Bladder cancer is a relatively common tumour, with an estimated 10,233 new cases a year in the UK. It is more common with ageing, with 70% of cases occurring in patients over the age of 65 years. It is a type of cancer that is often fairly aggressive and is in fact the 9th most common cause of cancer death, if we consider both genders (with around 4,400 deaths in 2018), and the 6th most deadly among men (with around 3,514 deaths in 2020).
Seventy percent of cases can be cured using surgery followed by some type of therapy (such as chemotherapy or radiotherapy) to stop the tumour from returning. However, 30% of cases are aggressive and invasive, requiring complete removal of the bladder by radical surgery. In order to allow part of the bladder to be saved and improve the patient’s quality of life, it is possible to administer chemotherapy prior to the surgery to reduce the size of the tumour and remove a smaller portion of the bladder. This type of chemotherapy is called neoadjuvant therapy. Even so, these operations do not always slow down the reappearance of tumours and a large percentage of tumours recur.
Many immunotherapy drugs have been developed over recent years that have had very positive results in a large number of cancers, which could be of interest in bladder cancer patients. The main problem, however, is that these do not work for all patients and there are no clear methods at this time for predicting who the best candidates for immunotherapy are.
There are several things that may affect how patients respond to immunotherapy: the tumour microenvironment, the immune system cells present in that environment and the many other cells and components surrounding the tumour cells. Based on the presence or absence of many of these characteristics, an immune signature can be defined, which classifies tumours as immunologically cold or hot. Immunologically hot tumours have characteristics that should, in principle, make them more responsive to immunotherapy.
In this context, Dr Enrique Grande and an esteemed group of physicians have proposed the DUTRENEO trial, which aims to assess the use of immunotherapy in patients with invasive bladder cancer prior to surgery and compare it with the use of chemotherapy.

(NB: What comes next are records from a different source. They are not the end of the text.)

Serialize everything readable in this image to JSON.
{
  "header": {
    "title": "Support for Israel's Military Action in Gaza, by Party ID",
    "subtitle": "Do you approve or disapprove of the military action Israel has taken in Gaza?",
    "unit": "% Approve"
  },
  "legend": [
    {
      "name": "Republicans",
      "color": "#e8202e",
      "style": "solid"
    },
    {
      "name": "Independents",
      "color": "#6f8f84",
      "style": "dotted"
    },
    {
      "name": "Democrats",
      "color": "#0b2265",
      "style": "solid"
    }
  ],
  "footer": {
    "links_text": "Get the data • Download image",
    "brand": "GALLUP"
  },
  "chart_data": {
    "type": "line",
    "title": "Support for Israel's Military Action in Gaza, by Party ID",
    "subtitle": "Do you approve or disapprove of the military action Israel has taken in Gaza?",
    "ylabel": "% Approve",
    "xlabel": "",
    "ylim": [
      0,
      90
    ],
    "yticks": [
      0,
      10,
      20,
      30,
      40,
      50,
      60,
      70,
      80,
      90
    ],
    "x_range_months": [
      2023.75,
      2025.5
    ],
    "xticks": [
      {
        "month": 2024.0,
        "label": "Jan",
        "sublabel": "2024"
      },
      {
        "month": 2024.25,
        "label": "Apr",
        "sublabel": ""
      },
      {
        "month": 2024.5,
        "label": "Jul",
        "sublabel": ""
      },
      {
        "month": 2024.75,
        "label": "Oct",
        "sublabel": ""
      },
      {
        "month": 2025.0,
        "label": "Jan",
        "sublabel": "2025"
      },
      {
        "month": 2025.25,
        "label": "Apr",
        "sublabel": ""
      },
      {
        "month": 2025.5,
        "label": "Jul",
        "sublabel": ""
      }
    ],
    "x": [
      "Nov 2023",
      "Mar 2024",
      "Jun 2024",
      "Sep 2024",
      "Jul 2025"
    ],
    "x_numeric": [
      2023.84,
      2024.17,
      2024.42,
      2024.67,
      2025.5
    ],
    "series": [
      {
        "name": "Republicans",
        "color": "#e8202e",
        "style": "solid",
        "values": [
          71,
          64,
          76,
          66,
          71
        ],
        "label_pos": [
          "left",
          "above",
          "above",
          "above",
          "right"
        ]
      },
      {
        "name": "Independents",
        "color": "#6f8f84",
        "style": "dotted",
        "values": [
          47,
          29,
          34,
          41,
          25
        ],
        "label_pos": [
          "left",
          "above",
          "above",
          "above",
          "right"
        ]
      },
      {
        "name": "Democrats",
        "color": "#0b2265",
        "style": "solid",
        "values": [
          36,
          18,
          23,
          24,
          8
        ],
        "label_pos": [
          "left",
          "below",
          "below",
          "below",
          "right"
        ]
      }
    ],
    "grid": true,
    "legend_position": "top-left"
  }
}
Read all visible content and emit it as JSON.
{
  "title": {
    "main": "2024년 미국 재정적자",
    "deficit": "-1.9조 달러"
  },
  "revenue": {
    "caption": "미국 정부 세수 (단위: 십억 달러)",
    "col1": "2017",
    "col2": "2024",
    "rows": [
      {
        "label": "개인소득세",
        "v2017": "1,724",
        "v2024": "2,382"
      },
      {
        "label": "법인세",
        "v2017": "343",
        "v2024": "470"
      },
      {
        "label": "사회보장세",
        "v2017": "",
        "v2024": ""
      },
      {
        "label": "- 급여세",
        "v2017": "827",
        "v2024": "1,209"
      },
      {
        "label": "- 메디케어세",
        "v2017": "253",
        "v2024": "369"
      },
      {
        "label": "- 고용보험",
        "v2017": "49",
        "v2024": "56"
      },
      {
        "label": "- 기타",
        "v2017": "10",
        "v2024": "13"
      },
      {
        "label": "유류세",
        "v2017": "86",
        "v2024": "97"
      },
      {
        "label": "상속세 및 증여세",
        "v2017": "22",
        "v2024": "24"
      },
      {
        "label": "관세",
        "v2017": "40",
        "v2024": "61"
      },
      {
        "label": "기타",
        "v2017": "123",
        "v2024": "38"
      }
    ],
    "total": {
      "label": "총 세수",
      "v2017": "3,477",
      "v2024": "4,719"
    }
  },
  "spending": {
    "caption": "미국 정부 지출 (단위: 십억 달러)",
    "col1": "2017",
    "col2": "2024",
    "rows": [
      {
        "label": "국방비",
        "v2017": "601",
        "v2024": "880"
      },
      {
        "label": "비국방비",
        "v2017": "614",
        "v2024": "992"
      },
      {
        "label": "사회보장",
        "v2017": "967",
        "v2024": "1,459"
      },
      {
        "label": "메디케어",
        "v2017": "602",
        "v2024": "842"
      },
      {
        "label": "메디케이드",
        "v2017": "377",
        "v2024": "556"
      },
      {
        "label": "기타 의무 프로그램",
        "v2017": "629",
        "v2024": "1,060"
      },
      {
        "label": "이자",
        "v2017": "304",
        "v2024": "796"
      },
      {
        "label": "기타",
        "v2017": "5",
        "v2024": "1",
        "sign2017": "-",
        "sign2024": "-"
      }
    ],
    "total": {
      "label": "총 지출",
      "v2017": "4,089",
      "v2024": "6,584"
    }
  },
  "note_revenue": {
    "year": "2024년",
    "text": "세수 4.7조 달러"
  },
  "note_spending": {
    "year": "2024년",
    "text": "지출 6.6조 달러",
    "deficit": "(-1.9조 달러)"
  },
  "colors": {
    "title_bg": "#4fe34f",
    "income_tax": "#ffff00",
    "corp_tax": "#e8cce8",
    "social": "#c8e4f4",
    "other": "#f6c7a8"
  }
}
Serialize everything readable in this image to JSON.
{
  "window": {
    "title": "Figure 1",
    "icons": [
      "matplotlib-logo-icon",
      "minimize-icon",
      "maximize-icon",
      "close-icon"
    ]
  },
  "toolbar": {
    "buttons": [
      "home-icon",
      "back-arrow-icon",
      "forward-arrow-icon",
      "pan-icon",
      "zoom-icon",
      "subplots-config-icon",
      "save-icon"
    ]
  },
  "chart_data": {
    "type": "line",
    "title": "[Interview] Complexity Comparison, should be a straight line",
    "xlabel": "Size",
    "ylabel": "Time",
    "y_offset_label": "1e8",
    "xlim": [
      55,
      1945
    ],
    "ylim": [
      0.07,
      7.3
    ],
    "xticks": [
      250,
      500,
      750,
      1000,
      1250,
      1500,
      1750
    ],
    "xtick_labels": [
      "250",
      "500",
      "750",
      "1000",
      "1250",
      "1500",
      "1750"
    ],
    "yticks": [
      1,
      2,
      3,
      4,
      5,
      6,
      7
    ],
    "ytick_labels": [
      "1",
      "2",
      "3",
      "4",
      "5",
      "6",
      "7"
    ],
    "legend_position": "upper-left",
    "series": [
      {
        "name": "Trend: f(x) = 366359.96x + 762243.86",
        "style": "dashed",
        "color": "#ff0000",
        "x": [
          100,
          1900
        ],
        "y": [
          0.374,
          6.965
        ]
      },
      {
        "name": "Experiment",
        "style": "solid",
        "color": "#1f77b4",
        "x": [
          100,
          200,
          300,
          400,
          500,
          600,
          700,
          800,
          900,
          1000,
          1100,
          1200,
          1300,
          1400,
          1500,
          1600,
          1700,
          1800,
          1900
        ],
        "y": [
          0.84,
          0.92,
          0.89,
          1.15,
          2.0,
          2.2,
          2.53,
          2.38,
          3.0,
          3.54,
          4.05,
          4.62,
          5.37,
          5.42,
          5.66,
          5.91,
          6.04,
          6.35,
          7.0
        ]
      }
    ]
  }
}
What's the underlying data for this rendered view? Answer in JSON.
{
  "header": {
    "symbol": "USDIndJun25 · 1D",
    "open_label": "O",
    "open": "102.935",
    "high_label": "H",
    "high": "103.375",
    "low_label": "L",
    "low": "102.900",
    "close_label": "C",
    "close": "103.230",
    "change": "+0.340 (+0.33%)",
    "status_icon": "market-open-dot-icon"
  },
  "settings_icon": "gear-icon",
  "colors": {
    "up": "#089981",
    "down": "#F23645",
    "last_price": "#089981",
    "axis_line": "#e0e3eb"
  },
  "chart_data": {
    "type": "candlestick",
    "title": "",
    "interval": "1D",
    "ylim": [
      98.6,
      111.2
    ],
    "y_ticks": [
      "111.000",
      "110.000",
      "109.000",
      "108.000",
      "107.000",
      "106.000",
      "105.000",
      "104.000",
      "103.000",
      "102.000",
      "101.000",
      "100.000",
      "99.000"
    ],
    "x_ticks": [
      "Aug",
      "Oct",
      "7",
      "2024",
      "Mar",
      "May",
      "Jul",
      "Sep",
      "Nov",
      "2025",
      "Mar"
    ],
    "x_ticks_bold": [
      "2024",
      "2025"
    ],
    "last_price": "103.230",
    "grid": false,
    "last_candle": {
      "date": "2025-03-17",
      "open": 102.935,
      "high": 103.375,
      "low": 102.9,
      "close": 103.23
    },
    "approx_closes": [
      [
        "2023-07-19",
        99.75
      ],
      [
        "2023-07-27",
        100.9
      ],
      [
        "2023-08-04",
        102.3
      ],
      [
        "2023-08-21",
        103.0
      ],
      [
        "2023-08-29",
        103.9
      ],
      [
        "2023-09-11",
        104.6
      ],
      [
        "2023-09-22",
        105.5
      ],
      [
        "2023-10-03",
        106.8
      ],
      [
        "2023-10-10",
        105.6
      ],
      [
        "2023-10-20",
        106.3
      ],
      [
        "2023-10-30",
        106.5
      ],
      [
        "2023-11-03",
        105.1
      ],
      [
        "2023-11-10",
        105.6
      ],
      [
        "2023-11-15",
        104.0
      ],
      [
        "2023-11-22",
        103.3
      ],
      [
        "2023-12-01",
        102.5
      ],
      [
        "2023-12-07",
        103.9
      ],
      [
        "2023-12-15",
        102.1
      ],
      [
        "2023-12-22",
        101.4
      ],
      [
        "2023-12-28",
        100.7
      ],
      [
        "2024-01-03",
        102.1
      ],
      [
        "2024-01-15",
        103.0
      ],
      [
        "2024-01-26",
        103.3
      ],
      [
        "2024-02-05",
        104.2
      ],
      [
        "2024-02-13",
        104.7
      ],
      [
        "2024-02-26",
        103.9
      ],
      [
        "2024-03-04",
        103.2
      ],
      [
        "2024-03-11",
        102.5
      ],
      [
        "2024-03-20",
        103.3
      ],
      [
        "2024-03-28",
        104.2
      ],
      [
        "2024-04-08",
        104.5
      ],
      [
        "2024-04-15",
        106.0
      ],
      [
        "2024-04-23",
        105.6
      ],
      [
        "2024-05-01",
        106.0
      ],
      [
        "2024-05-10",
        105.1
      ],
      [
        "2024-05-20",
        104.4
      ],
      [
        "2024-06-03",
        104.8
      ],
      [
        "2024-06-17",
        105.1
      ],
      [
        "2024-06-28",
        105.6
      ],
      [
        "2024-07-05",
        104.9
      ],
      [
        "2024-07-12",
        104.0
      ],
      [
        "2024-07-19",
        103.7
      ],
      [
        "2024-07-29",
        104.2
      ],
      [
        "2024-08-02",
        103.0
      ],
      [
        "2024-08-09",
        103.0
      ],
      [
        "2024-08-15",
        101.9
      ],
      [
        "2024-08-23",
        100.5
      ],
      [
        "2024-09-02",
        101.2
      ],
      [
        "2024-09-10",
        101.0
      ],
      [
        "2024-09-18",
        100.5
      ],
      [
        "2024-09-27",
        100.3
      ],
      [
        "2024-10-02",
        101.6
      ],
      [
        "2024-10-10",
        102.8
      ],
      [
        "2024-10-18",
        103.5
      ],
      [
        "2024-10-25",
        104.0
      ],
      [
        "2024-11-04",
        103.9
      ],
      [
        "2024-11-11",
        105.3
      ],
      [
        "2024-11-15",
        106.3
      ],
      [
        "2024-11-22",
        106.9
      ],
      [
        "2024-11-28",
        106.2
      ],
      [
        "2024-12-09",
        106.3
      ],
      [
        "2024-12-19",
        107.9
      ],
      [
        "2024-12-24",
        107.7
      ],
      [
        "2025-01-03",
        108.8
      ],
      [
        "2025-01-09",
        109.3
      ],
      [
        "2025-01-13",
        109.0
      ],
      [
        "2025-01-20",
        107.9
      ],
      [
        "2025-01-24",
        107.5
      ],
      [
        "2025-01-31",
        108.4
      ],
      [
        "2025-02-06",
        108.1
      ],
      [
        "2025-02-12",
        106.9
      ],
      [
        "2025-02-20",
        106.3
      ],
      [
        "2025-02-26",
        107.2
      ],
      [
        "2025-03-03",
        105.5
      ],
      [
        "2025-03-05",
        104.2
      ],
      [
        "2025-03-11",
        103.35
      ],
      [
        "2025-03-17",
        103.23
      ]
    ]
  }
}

The DUTRENEO trial proposes that the prognosis of patients with aggressive bladder cancer can be improved by administering immunotherapy prior to surgery, especially if those patients with immunologically hot tumours are first identified.
The name of the DUTRENEO trial comes from DU (DUrvalumab), TRE (TREmelimumab) and NEO (NEOadjuvant setting). Durvalumab and tremelimumab are the immunotherapy drugs that will be used in this clinical trial. Neoadjuvant, as we said before, describes therapies that are used to reduce the tumour prior to surgery.
The trial involves patients with invasive bladder tumours whose tumours are classified according to their characteristics as immunologically hot or cold. Although this trial has several objectives, the main objective is to compare whether immunotherapy (with durvalumab and tremelimumab) works better than chemotherapy in patients with immunologically hot tumours.
This is a multicentre trial, i.e. it involves many hospitals located in different cities in Spain (Madrid, Barcelona, Seville, Valencia, etc.).
CRIS supports this trial as the trial sponsor, i.e. by providing a vital management structure for this clinical trial.
The trial and its results have so far been presented at several of the most relevant international conferences. One good example of this is the American Society for Clinical Oncology (ASCO) Annual Meeting, the most important oncology conference in the world, which attracts more than 30,000 professionals every year. The paper by Dr Grande’s team was selected as one of the meeting’s oral presentations due to its quality and relevance.
One of the most outstanding results of this trial is that treatment with durvalumab and tremelimumab is safe in patients with invasive bladder tumours classified as immunologically hot. However, chemotherapy works considerably better in patients with immunologically cold tumours than in patients with immunological hot tumours given chemotherapy.
Although the trial has not yet finished and it is too soon to reach definitive conclusions, this type of trial highlights the importance of studying the molecular and immune characteristics of patients with bladder cancer in order to be able to provide them with safer treatments and the highest chance of success. To summarise, the molecular study of tumours and personalized therapy is bringing us nearer to safer, more effective therapies.